By Tristan Manalac

Pictured: AbbVie headquarters in California/iStock, Michael Vi
Topline data from the Phase III SEQUENCE trial showed that AbbVie’s Skyrizi (risankizumab) matched, and could potentially even outpace, Johnson & Johnson’s Stelara (ustekinumab) in patients with Crohn’s disease.
SEQUENCE was designed to establish the non-inferiority of Skyrizi compared to Stelara in terms of clinical remission. AbbVie’s IL-23 inhibitor not only met this bar, but also demonstrated signals of superiority: 59% of Skyrizi-treated patients achieved remission, as opposed to only 40% among Stelara comparators.
Remission, the study’s primary endpoint, was defined as scores lower than 150 in the Crohn’s Disease Activity Index, measured at week 24.
“These head-to-head data reinforce SKYRIZI is an effective treatment option for patients living with Crohn’s disease,” Roopal Thakkar, AbbVie’s chief medical officer and senior vice president of development and regulatory affairs, said in a statement.
SEQUENCE’s results also highlight the role Skyrizi can play in helping patients reach both clinical and endoscopic remission, Thakkar said.
Both AbbVie’s Skyrizi and J&J’s Stelara are approved by the FDA for Crohn’s disease, though the latter was ahead by some six years, earning its regulatory greenlight in September 2016. Skyrizi was authorized in June 2022. The two treatments share other indications, too, including plaque psoriasis and psoriatic arthritis.
The therapeutic antibodies also have similar mechanisms of action. By blocking the interaction between IL-23 and its corresponding receptor, Skyrizi disrupts the signaling cascade that culminates in an inflammatory response. In turn, this alleviates the inflammation-driven symptoms of Crohn’s disease and other similar conditions.
Stelara, in comparison, targets two players in this cascade: IL-12 and IL-23. This mechanism also dampens the inflammatory cascade and addresses key symptoms in related diseases.
First posted in August 2020, SEQUENCE is a multicenter, randomized and assessor-blinded study that directly compared Skyrizi against Stelara in 527 patients with moderate-to-severe Crohn’s disease who had failed a prior line of anti-tumor necrosis factor therapy. Aside from efficacy, SEQUENCE also looked at Skyrizi’s safety and found no new safety risks.

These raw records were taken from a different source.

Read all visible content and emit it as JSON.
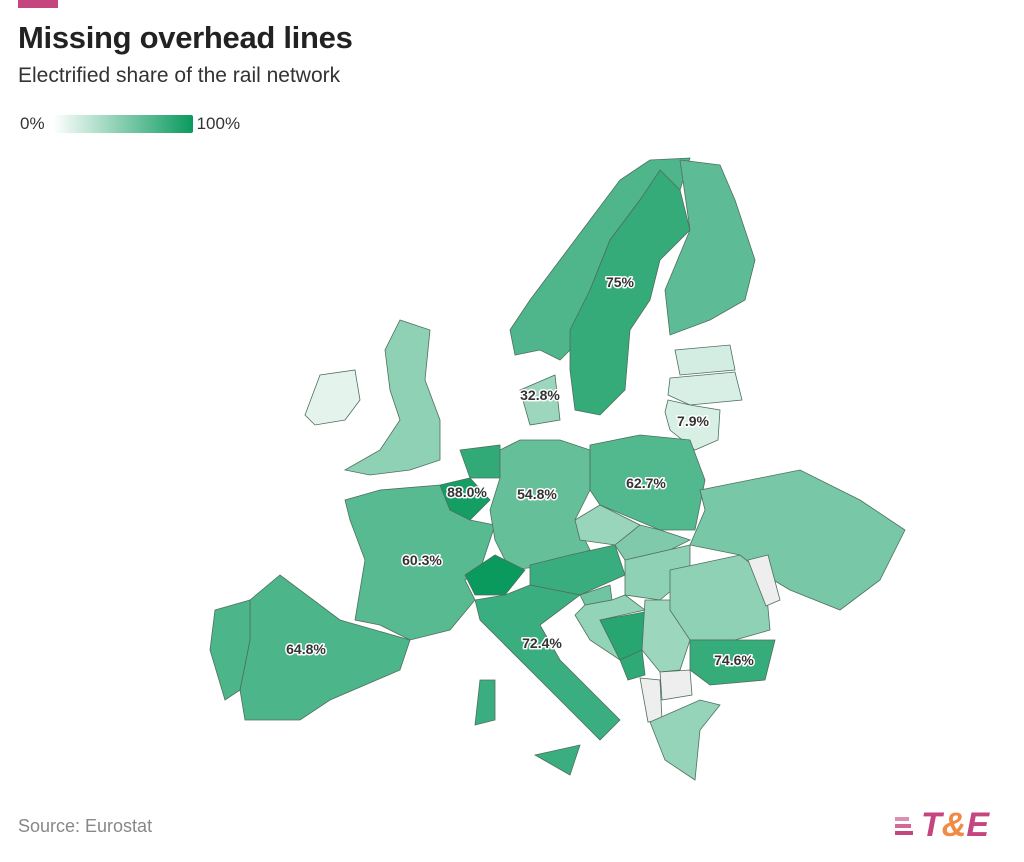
{
  "header": {
    "title": "Missing overhead lines",
    "subtitle": "Electrified share of the rail network"
  },
  "legend": {
    "min_label": "0%",
    "max_label": "100%",
    "min_color": "#ffffff",
    "max_color": "#0a9a5e",
    "no_data_color": "#eeeeee"
  },
  "footer": {
    "source": "Source: Eurostat",
    "logo_text_t": "T",
    "logo_text_amp": "&",
    "logo_text_e": "E"
  },
  "chart_data": {
    "type": "choropleth",
    "title": "Missing overhead lines",
    "subtitle": "Electrified share of the rail network",
    "unit": "%",
    "range": [
      0,
      100
    ],
    "countries": [
      {
        "name": "Sweden",
        "value": 75,
        "label": "75%"
      },
      {
        "name": "Denmark",
        "value": 32.8,
        "label": "32.8%"
      },
      {
        "name": "Lithuania",
        "value": 7.9,
        "label": "7.9%"
      },
      {
        "name": "Belgium",
        "value": 88.0,
        "label": "88.0%"
      },
      {
        "name": "Germany",
        "value": 54.8,
        "label": "54.8%"
      },
      {
        "name": "Poland",
        "value": 62.7,
        "label": "62.7%"
      },
      {
        "name": "France",
        "value": 60.3,
        "label": "60.3%"
      },
      {
        "name": "Italy",
        "value": 72.4,
        "label": "72.4%"
      },
      {
        "name": "Spain",
        "value": 64.8,
        "label": "64.8%"
      },
      {
        "name": "Bulgaria",
        "value": 74.6,
        "label": "74.6%"
      },
      {
        "name": "Norway",
        "value": 64
      },
      {
        "name": "Finland",
        "value": 58
      },
      {
        "name": "Estonia",
        "value": 10
      },
      {
        "name": "Latvia",
        "value": 8
      },
      {
        "name": "United Kingdom",
        "value": 38
      },
      {
        "name": "Ireland",
        "value": 3
      },
      {
        "name": "Portugal",
        "value": 65
      },
      {
        "name": "Netherlands",
        "value": 76
      },
      {
        "name": "Czechia",
        "value": 34
      },
      {
        "name": "Austria",
        "value": 73
      },
      {
        "name": "Switzerland",
        "value": 100
      },
      {
        "name": "Slovakia",
        "value": 44
      },
      {
        "name": "Hungary",
        "value": 38
      },
      {
        "name": "Croatia",
        "value": 36
      },
      {
        "name": "Slovenia",
        "value": 50
      },
      {
        "name": "Bosnia and Herzegovina",
        "value": 80
      },
      {
        "name": "Serbia",
        "value": 33
      },
      {
        "name": "Montenegro",
        "value": 77
      },
      {
        "name": "Romania",
        "value": 38
      },
      {
        "name": "Greece",
        "value": 35
      },
      {
        "name": "Ukraine",
        "value": 47
      },
      {
        "name": "Albania",
        "value": null
      },
      {
        "name": "North Macedonia",
        "value": null
      },
      {
        "name": "Moldova",
        "value": null
      }
    ]
  }
}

The most common side effects associated with AbbVie’s antibody were headache, COVID-19 and Crohn’s disease.
Tuesday’s data from SEQUENCE continues Skyrizi’s winning streak. In ulcerative colitis, another form of inflammatory bowel disease, the IL-23 blocker led to significant and clinically meaningful improvements in remission when used as either an induction or maintenance therapy. AbbVie used these data as the basis for its regulatory submissions last month.
In July 2023, Skyrizi also emerged superior in another head-to-head study, this time against Amgen’s Otezla (apremilast) in plaque psoriasis.